Deep-learning-based linac beam modelling with sparse beam data measurements

Abstract

This paper introduces linac beam modelling network (LBMnet), a deep-learning-based approach for efficient linac beam modelling, generating percentage depth dose (PDD) and beam profiles by predicting beam data from sparse single-field measurements, thereby enhancing beam modelling efficiency in radiation therapy. The LBMnet model, based on an auto-encoder architecture, was trained on a limited dataset obtained from three Elekta Versa HD™ linacs during commissioning and annual quality assurance processes. The dataset included PDDs and beam profiles across field sizes (1 × 1–40 × 40 cm2) of 6 MV x-ray beams. Data augmentation and pseudo-profile input were employed for improved accuracy in the high-dose and penumbral regions.
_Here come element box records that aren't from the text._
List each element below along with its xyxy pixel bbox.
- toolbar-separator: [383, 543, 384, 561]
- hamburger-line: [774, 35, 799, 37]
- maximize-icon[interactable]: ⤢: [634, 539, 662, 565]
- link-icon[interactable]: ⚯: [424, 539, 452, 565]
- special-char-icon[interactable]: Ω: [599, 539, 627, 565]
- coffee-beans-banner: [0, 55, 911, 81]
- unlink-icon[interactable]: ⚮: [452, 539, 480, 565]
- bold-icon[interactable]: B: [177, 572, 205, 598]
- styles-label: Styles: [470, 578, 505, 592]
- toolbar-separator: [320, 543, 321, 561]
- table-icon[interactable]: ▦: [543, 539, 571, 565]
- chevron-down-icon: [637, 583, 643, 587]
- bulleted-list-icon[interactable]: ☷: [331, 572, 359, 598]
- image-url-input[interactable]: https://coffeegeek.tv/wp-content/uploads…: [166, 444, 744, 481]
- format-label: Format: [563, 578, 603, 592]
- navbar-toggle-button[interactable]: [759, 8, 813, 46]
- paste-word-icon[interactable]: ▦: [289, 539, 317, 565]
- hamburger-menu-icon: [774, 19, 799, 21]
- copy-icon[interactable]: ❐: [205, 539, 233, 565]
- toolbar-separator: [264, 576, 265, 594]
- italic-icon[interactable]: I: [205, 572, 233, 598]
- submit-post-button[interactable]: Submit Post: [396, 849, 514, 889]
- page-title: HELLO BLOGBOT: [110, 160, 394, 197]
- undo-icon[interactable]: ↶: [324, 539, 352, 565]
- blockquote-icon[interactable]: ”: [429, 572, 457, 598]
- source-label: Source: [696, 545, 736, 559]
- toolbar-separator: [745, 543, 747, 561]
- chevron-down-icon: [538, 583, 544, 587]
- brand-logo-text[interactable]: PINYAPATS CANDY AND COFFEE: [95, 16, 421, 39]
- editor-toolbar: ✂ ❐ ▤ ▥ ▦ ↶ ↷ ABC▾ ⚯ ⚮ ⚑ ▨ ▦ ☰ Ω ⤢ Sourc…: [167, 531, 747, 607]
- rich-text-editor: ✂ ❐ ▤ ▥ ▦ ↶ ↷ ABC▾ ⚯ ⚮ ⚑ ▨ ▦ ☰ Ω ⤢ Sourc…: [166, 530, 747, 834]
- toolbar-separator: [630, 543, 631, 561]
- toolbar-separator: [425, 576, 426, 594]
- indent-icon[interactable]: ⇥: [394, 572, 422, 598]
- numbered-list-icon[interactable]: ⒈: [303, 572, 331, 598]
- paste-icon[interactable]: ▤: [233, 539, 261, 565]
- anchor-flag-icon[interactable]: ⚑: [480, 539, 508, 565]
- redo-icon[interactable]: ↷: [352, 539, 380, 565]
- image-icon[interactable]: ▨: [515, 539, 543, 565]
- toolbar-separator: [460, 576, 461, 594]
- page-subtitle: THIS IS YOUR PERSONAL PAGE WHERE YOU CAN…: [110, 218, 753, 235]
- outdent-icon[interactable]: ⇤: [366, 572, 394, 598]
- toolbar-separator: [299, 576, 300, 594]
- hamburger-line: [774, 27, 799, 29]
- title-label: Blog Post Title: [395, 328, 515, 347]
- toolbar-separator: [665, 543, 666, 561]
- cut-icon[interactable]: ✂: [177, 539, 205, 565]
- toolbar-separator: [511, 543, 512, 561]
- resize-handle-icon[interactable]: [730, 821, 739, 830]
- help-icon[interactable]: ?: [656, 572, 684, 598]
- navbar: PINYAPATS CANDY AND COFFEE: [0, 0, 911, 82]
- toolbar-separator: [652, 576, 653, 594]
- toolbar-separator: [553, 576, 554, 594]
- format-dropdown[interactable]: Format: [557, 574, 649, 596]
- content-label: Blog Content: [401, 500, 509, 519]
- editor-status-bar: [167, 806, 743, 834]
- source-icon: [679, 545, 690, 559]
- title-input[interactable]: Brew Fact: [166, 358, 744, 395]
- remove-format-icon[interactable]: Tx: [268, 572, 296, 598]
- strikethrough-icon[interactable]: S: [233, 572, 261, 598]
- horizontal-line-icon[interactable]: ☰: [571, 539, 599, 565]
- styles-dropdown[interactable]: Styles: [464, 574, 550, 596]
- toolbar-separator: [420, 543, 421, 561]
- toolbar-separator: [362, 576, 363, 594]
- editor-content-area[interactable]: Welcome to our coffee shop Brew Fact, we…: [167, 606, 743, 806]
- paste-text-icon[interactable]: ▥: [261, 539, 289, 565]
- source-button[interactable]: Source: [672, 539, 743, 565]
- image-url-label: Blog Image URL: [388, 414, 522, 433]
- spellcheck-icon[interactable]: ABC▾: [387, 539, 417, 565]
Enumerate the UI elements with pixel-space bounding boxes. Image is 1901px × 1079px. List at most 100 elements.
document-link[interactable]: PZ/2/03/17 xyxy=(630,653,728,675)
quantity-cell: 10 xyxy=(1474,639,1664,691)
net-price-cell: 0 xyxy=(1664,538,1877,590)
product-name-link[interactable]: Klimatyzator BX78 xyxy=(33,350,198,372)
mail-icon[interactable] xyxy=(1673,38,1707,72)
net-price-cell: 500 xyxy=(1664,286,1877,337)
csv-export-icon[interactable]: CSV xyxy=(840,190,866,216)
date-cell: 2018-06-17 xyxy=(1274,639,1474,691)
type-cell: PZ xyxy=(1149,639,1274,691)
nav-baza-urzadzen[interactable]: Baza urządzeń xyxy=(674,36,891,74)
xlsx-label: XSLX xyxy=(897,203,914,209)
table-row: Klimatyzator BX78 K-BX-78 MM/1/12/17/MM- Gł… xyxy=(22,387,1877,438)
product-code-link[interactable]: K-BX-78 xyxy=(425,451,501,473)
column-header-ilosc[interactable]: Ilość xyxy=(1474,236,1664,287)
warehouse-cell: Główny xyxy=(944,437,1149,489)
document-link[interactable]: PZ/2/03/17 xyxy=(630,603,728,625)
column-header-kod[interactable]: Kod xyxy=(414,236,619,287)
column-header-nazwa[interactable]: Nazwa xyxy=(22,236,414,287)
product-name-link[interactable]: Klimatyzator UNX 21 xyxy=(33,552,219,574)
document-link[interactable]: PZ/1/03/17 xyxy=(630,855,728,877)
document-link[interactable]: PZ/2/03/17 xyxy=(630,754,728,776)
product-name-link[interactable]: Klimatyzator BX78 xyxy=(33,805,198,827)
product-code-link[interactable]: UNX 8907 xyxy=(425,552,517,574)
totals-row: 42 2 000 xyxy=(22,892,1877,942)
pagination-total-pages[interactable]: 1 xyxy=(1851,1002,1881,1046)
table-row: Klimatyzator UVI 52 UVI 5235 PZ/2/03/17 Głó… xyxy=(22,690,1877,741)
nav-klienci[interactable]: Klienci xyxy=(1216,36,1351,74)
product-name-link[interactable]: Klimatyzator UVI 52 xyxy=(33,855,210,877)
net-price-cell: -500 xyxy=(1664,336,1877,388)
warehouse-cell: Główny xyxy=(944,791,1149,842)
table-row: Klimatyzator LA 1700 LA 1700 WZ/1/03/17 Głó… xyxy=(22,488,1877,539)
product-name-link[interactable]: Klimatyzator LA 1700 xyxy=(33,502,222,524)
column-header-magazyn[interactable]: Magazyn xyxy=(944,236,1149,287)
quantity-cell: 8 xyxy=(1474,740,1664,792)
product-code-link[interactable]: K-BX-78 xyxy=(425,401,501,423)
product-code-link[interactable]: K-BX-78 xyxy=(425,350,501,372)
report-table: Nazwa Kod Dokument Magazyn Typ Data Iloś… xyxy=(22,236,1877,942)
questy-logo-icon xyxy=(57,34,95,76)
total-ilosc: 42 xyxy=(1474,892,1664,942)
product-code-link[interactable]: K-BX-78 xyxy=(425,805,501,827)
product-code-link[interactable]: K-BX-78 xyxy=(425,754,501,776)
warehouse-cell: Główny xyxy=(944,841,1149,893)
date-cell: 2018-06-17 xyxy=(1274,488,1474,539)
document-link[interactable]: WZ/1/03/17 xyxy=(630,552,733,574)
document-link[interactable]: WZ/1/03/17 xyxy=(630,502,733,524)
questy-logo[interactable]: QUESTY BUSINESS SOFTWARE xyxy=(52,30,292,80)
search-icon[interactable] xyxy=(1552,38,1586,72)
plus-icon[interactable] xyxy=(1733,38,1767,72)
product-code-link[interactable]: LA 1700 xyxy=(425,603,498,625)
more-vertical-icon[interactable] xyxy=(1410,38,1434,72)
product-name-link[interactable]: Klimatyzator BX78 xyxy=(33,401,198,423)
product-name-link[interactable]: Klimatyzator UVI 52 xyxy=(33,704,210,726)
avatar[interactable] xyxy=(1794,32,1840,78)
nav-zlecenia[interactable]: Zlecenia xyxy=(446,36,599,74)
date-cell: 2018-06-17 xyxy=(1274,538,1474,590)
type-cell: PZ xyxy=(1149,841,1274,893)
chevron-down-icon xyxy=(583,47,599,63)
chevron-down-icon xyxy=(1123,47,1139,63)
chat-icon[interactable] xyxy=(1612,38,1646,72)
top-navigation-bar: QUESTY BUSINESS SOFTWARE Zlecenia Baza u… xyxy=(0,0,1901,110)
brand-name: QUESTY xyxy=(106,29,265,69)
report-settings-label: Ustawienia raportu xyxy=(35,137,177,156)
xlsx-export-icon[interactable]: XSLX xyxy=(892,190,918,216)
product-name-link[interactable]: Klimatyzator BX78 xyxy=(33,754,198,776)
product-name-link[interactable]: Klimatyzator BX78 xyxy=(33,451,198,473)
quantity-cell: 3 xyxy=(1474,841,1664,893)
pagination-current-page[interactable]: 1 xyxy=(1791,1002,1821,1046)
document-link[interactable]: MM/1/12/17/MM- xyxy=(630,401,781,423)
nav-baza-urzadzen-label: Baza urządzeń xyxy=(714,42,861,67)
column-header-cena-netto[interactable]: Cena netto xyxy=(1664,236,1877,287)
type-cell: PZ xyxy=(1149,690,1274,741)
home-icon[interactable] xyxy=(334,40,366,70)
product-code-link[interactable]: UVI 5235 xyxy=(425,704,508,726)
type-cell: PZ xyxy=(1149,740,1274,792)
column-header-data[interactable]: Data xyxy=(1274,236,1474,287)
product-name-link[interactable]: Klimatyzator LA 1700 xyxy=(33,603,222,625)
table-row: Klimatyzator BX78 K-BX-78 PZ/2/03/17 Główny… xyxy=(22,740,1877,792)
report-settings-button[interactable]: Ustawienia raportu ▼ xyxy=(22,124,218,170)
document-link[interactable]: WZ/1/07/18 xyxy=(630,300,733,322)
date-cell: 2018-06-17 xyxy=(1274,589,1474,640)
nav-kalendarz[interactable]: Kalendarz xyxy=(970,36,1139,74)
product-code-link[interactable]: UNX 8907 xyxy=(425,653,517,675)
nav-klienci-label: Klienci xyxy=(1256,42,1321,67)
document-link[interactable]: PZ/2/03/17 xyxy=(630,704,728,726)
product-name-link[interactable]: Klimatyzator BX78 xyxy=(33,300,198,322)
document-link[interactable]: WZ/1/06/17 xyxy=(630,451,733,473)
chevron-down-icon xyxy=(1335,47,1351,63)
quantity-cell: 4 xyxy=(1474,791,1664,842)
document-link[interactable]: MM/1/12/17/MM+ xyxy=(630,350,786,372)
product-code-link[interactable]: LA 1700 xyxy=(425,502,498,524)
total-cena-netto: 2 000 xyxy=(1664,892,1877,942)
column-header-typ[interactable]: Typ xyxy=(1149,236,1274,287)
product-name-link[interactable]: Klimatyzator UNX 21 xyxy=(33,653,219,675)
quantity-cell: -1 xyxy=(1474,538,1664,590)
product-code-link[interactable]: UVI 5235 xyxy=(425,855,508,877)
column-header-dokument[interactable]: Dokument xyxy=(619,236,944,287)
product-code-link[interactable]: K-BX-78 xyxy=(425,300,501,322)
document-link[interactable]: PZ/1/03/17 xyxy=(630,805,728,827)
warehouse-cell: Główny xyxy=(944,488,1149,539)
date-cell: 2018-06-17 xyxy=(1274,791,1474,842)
The model’s predictive performance was assessed by comparing the absolute differences between the predicted and measured beam data. Additionally, a beam model was created using the beam data predicted by LBMnet. To evaluate the accuracy of this LBMnet-based beam model, gamma analysis was performed on dose distributions of ten clinical cases using the 1%/1 and 0.5%/0.5 mm criteria. LBMnet demonstrated a PDD prediction accuracy within ±2% up to a depth of 22 cm. The profile predictions showed maximum differences within 3% in the high-dose regions, except for the penumbra areas. For clinical dose distributions, gamma analysis showed over 99% and 91% agreement with the 1%/1 0.5%/0.5 mm criteria, respectively. The LBMnet model shows a strong potential for improving beam modelling accuracy and efficiency. Despite the limited dataset, the model delivered robust predictions, providing a reliable and timesaving alternative to conventional measurement-based methods.